Here, the point estimate is the difference between the two mean, $$\overline X _1 - \overline X_2$$.

Standard Error
$$\sqrt{\frac{s_1^2}{n_1}+\frac{s_2^2}{n_2}}$$
Confidence Interval for Two Independent Means
$$(\bar{x}_1-\bar{x}_2) \pm t^\ast{ \sqrt{\frac{s_1^2}{n_1}+\frac{s_2^2}{n_2}}}$$

The degrees of freedom can be approximated as the smallest sample size minus one.

Estimated Degrees of Freedom

$$df=smallest\;n-1$$

## Example: Exam Scores by Learner Type Section

A STAT 200 instructor wants to know how traditional students and adult learners differ in terms of their final exam scores.

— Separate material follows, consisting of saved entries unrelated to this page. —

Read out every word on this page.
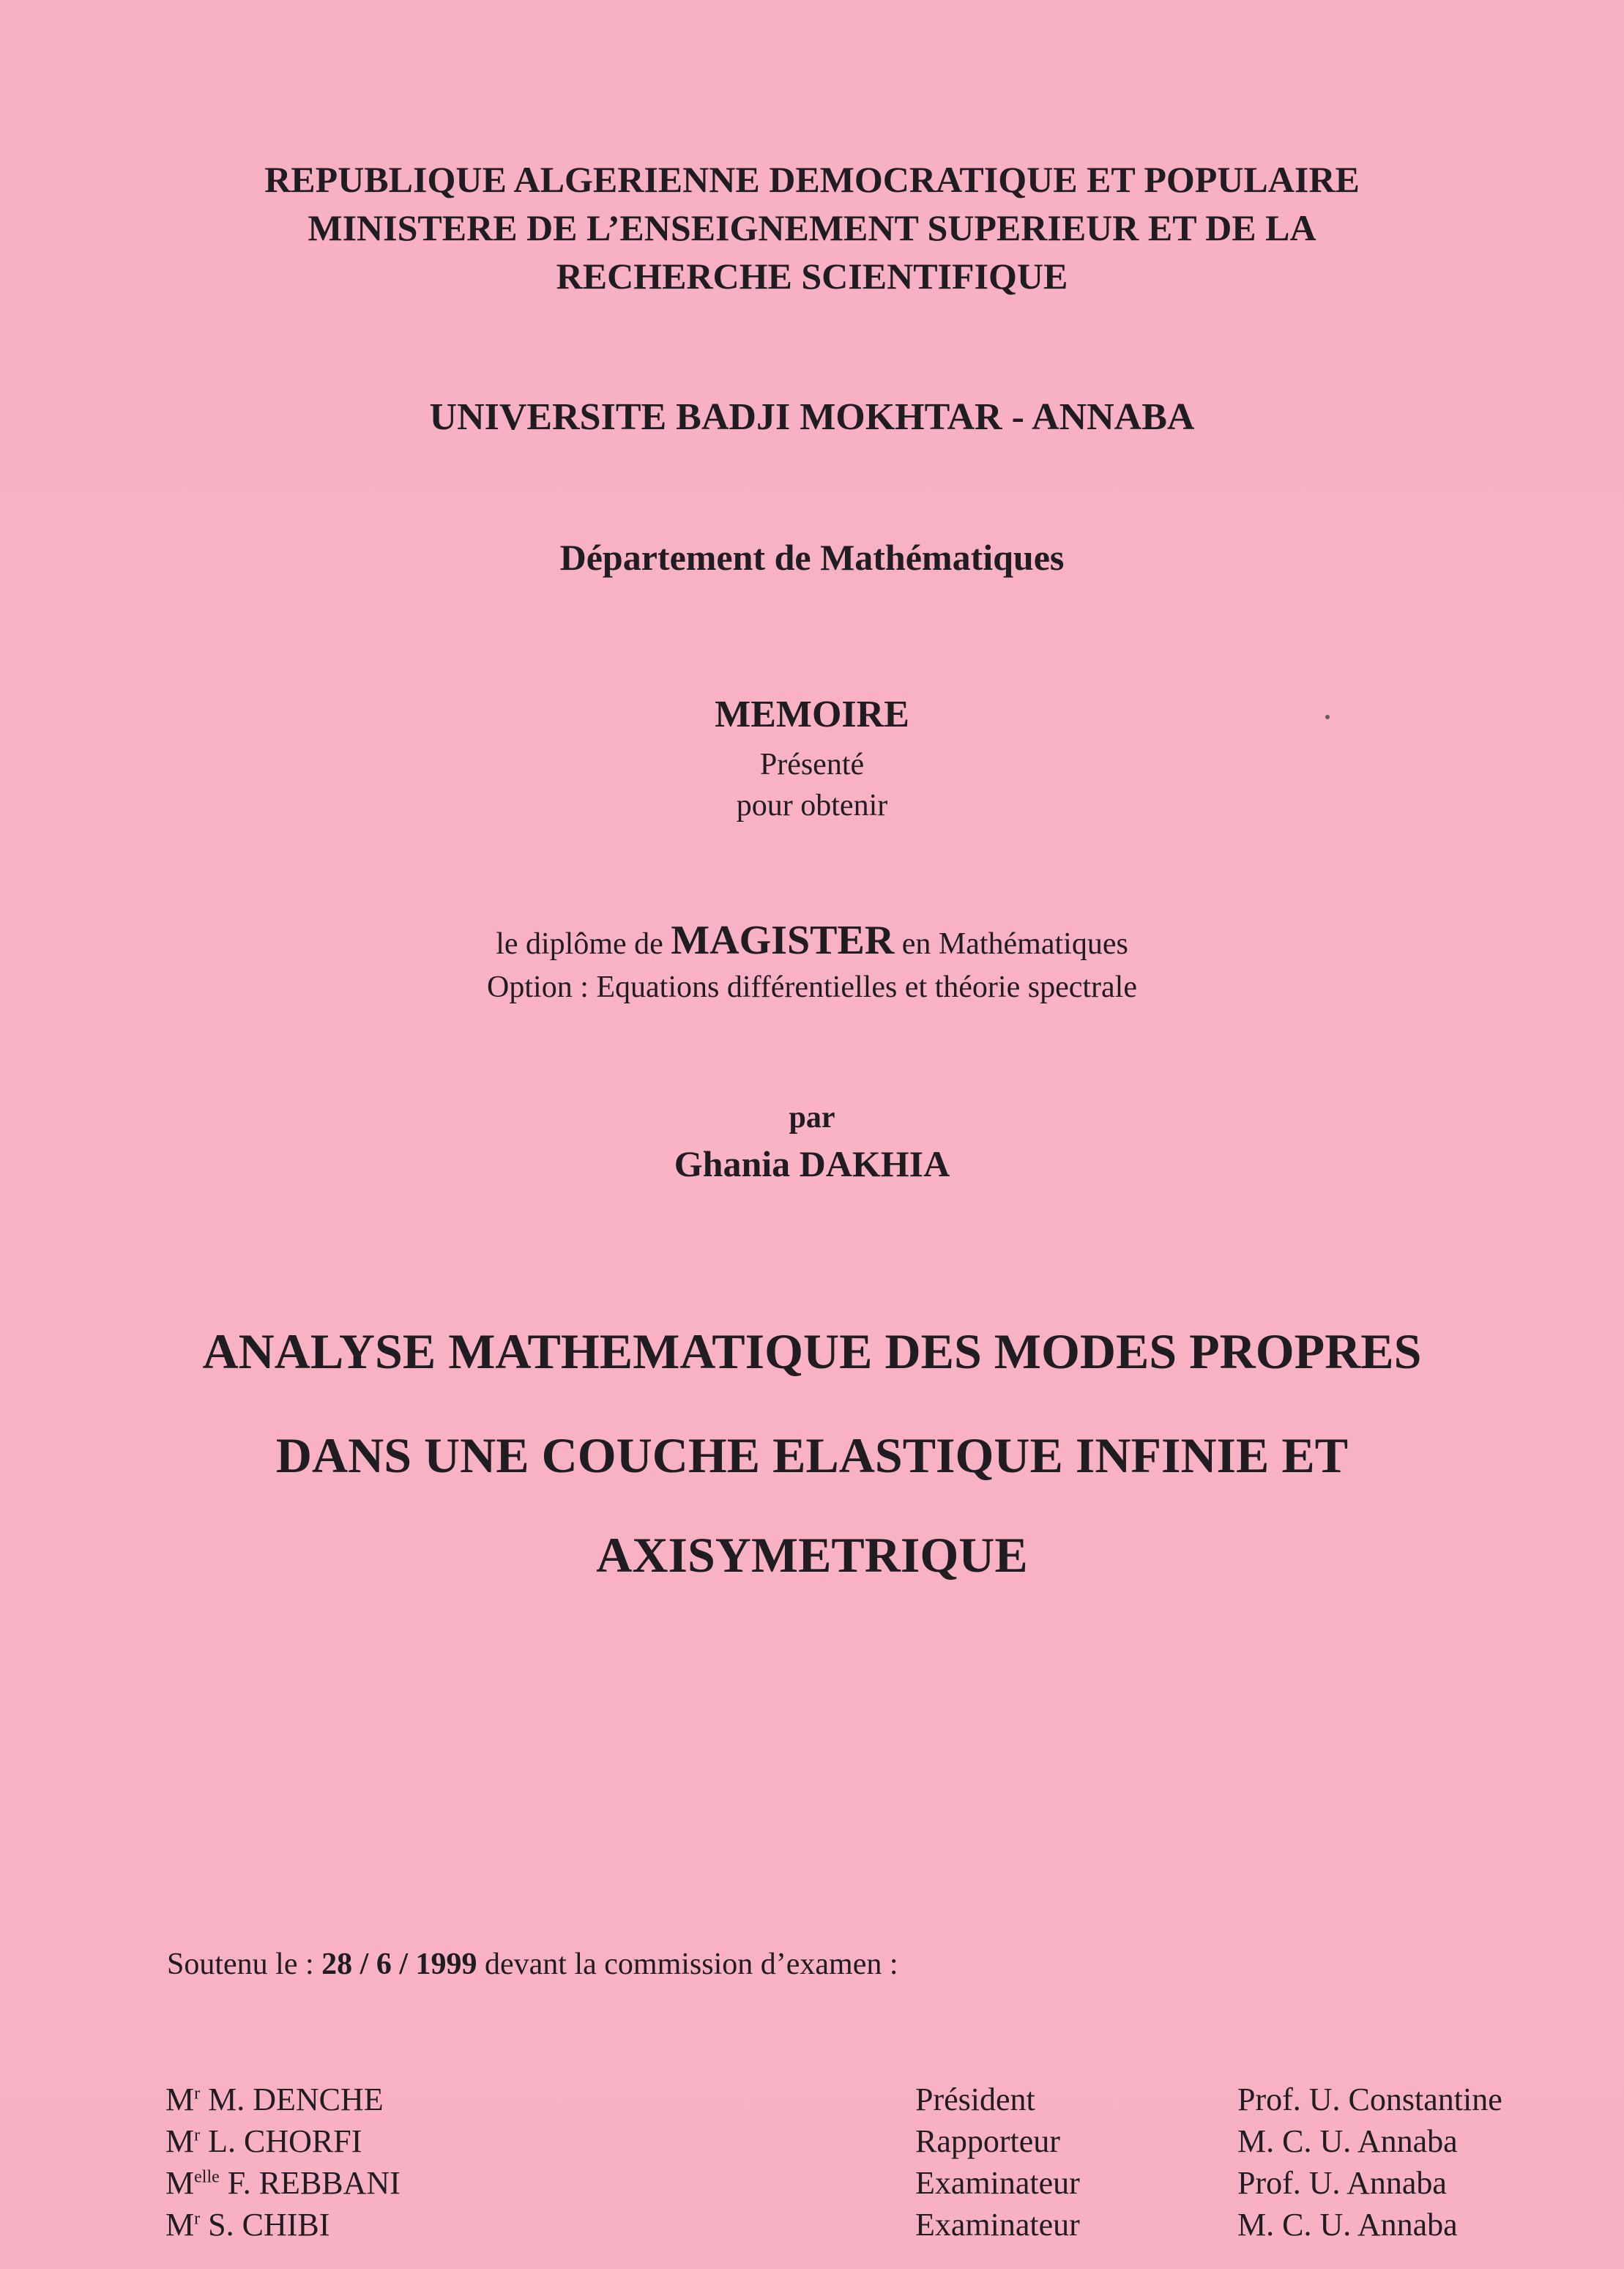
REPUBLIQUE ALGERIENNE DEMOCRATIQUE ET POPULAIRE
MINISTERE DE L’ENSEIGNEMENT SUPERIEUR ET DE LA
RECHERCHE SCIENTIFIQUE
UNIVERSITE BADJI MOKHTAR - ANNABA
Département de Mathématiques
MEMOIRE
Présenté
pour obtenir
le diplôme de MAGISTER en Mathématiques
Option : Equations différentielles et théorie spectrale
par
Ghania DAKHIA
ANALYSE MATHEMATIQUE DES MODES PROPRES
DANS UNE COUCHE ELASTIQUE INFINIE ET
AXISYMETRIQUE
Soutenu le : 28 / 6 / 1999 devant la commission d’examen :
$M^r$ M. DENCHE	Président	Prof. U. Constantine
$M^r$ L. CHORFI	Rapporteur	M. C. U. Annaba
$M^{elle}$ F. REBBANI	Examinateur	Prof. U. Annaba
$M^r$ S. CHIBI	Examinateur	M. C. U. Annaba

She collected the following data from a sample of students:

 Traditional Students Adult Learners $$\overline x$$ 41.48 40.79 $$s$$ 6.03 6.79 $$n$$ 239 138

She wants to construct a 95% confidence interval to estimate the mean difference.

The point estimate, or "best estimate," is the difference in sample means: $$\overline x _1 - \overline x_2 = 41.48-40.79=0.69$$

The standard error can be computed next: $$\sqrt{\frac{s_1^2}{n_1}+\frac{s_2^2}{n_2}}=\sqrt{\frac{6.03^2}{239}+\frac{6.79^2}{138}}=0.697$$

To find the multiplier, we need to construct a t distribution with $$df=smaller\;n-1=138-1=137$$ to find the t scores that separate the middle 95% of the distribution from the outer 5% of the distribution: $$t^*=1.97743$$

Now, we can combine all of these values to construct our confidence interval:

$$point \;estimate \pm (multiplier) (standard \;error)$$

$$0.69 \pm 1.97743 (0.697)$$

$$0.69 \pm 1.379$$ The margin of error is 1.379

$$[-0.689, 2.069]$$

We are 95% confident that the mean difference in traditional students' and adult learners' final exam scores is between -0.689 points and +2.069 points.